Şeytan diyor ki Çehov’un İoniç isimli öyküsündeki Dr. Startsev gibi cevap ver; ‘’Bana bak zevzeklenip durma, sana ne soruluyorsa ona cevap ver.’’

Ama işini çok seven özverili bir hekimken bu bende sırıtacak bir başkaldırış olur.

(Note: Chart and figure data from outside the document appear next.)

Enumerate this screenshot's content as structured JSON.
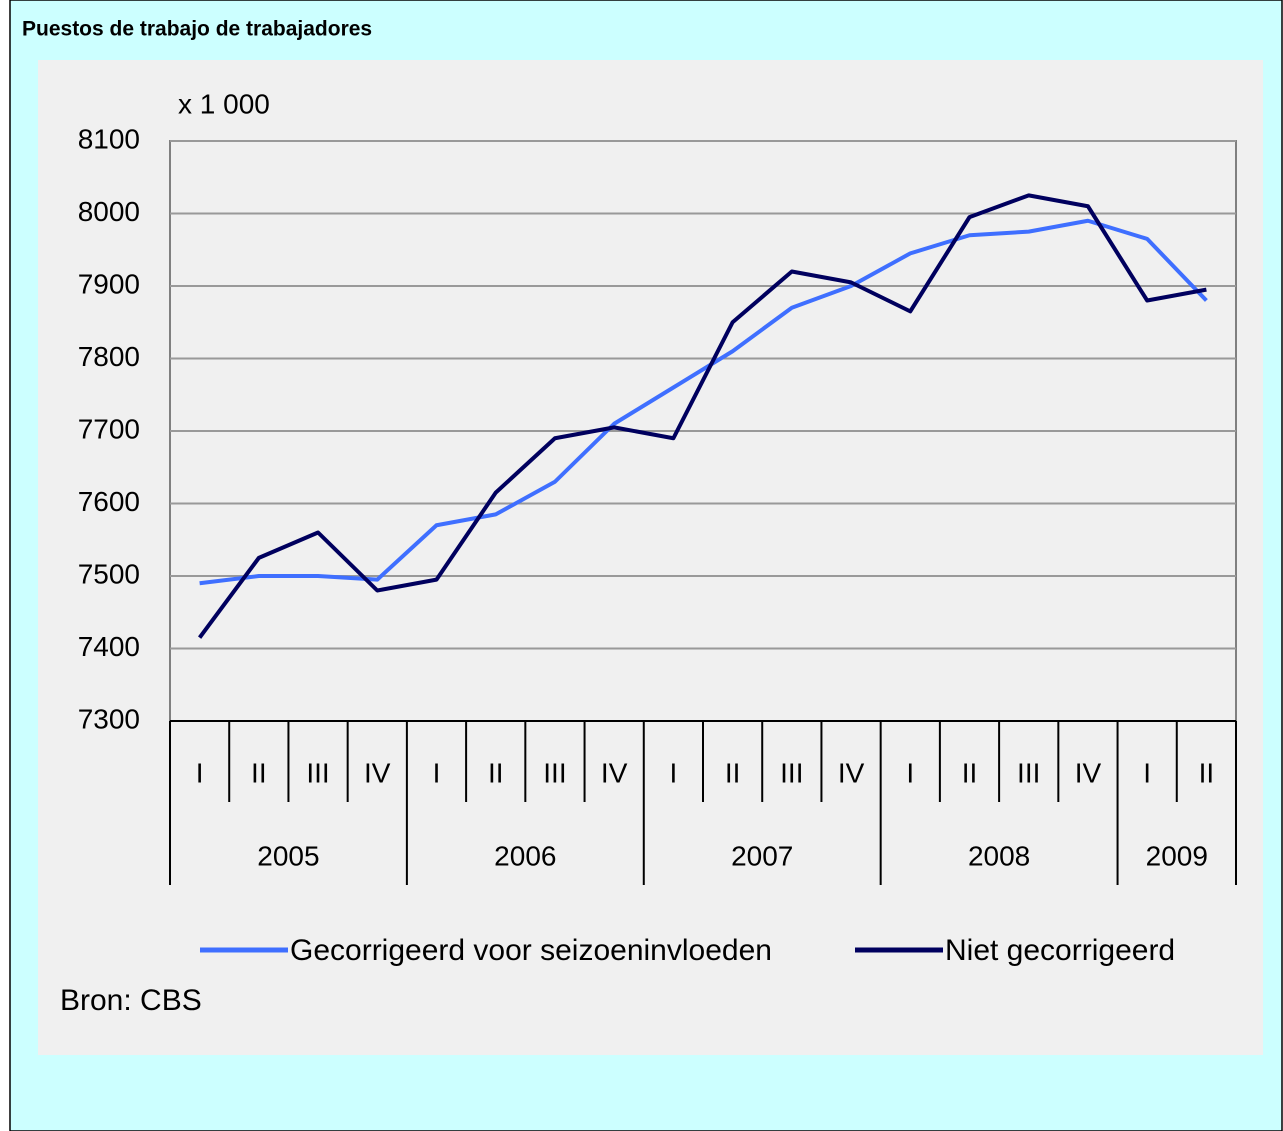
{
  "chart_data": {
    "type": "line",
    "title": "Puestos de trabajo de trabajadores",
    "unit_label": "x 1 000",
    "source": "Bron: CBS",
    "categories": [
      "I",
      "II",
      "III",
      "IV",
      "I",
      "II",
      "III",
      "IV",
      "I",
      "II",
      "III",
      "IV",
      "I",
      "II",
      "III",
      "IV",
      "I",
      "II"
    ],
    "year_groups": [
      {
        "label": "2005",
        "quarters": 4
      },
      {
        "label": "2006",
        "quarters": 4
      },
      {
        "label": "2007",
        "quarters": 4
      },
      {
        "label": "2008",
        "quarters": 4
      },
      {
        "label": "2009",
        "quarters": 2
      }
    ],
    "series": [
      {
        "name": "Gecorrigeerd voor seizoeninvloeden",
        "color": "#3f6fff",
        "values": [
          7490,
          7500,
          7500,
          7495,
          7570,
          7585,
          7630,
          7710,
          7760,
          7810,
          7870,
          7900,
          7945,
          7970,
          7975,
          7990,
          7965,
          7880
        ]
      },
      {
        "name": "Niet gecorrigeerd",
        "color": "#00005e",
        "values": [
          7415,
          7525,
          7560,
          7480,
          7495,
          7615,
          7690,
          7705,
          7690,
          7850,
          7920,
          7905,
          7865,
          7995,
          8025,
          8010,
          7880,
          7895
        ]
      }
    ],
    "ylim": [
      7300,
      8100
    ],
    "yticks": [
      7300,
      7400,
      7500,
      7600,
      7700,
      7800,
      7900,
      8000,
      8100
    ],
    "grid": true
  }
}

Böyle zamanlarda ilk soru bu olmamalı galiba diye düşünüyorum. Direkt açın ağzınızı demem gerek herhalde, açın ve susun, hiç konuşmayalım, ben sizin yerinize çektiğiniz ağrının şiddetini, hangi durumlarda oluştuğunu, çeşidini, sınırlarını, ağız içinde el aletleriyle uyguladığım teşhis yöntemlerine verdiği cevabı size soru sormadan tahmin edeyim. Yine de hastaya gülümseyip ikinci bir soruyu yöneltmeden derin bir nefes alıyor, ağzınızı açın lütfen, bir bakalım diyorum. Davranışlarına kabalık yerleştiren bu insanda görüyorum ki, vücudunun önemli bir parçası olan dişlerine, diş etlerine de son derece kaba davranılmış. Yapılması gerekenleri duygularımı işe karıştırmadan saptarken, ona da yapması gerekenleri anlatıyorum. Ağrımı kes yeter diyor. Yaparız sonra onları. O iyi hastalar o güzel atlara bindiler çekip gittiler… Demirin tuncuna, hastanın böylesine kaldık… Diyorum içimden. Başlarının üstünde, ağızlarının içinde çalışan insanın yaptığı işten, giydiği beyaz önlükten, kullandığı aletlerin ürküten sesinden dolayı azametli, tahakküm sağlar görünen bir havası olsa da onun da duygularının, günlük kaygılarının, sıradan basit bir hayatının olduğunu neden düşünmezler ki! Çoğu sakinliğim, titiz çalışmam sayesinde neticede mutlu ayrılıyor. Bütün gün dinlenmeye pek de fırsat bulamamışken yumuşak, hoyrat ellerin değdiği, biten bir günün kullanılmışlığı, başlayacak yeni günün umudu kokan, zıtlıklarla var olan bir akşamın içinden geçip eve dönüyorum.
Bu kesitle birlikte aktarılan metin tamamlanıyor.